I'm doing my best to get through some of the paperbacks that have been piling up around my house that people have either given me or I found in a free little library somewhere.  This is one of them. 

I've never read a Louis Kincaid novel and when I started it I didn't realize it was the 9th book in the series.  The story is stand alone but Louis Kincaids history is not.  Once a cop, he lost his badge after an altercation that left another officer dead. I don't know much beyond that but I know that people don't like him. He is now a PI in Florida but this case brings him back to Michigan.  With the help of his girlfriend who has recently relocated to Michigan for a job he discovers a young woman who may have witnessed the death of her mother at the hands of her violent and deranged husband. Amy's mother has never been found but the farmhouse where she lived with her is in shambles and Amy keeps having flashbacks of a brutal death. 

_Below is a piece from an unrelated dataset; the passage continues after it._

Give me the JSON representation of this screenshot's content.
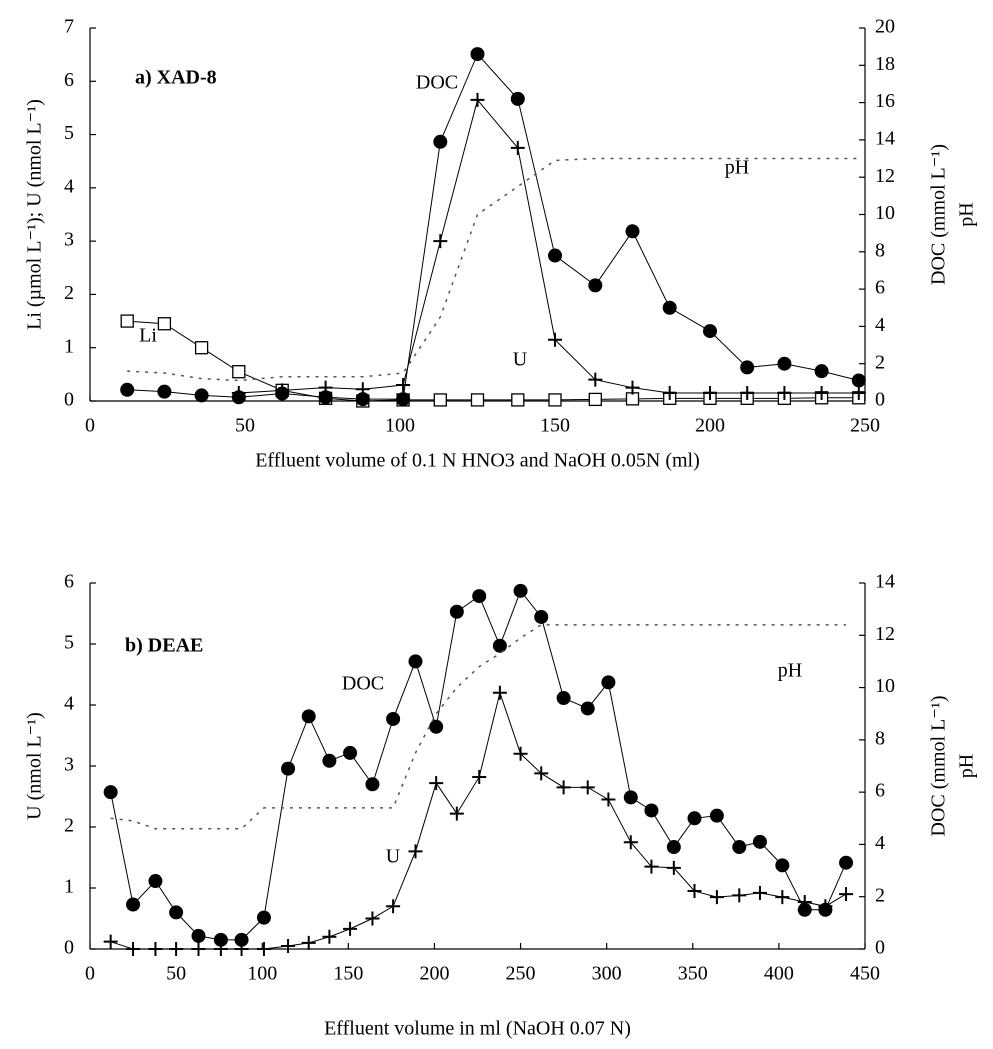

With an old detective from the area who was having an affair with the missing woman and Amy's father out of jail this is a race to find a body and discover what Amy knows. Fast paced, intriguing this book made me want to go back and read some of the other books in this series and then keep going. Louis Kincaid is layered character who was raised in foster care after his mother died.  His mother was black his father white, and he has a few half siblings as well that he hasn't seen since he was a child.  Finding out where you are from plays a big role in this book and leaves me wondering if he will get around to finding his father and if his father even knew of his existence. 

There are a lot of moving pieces to this story and it may have been better to know more history on the characters but it worked fine as a stand alone.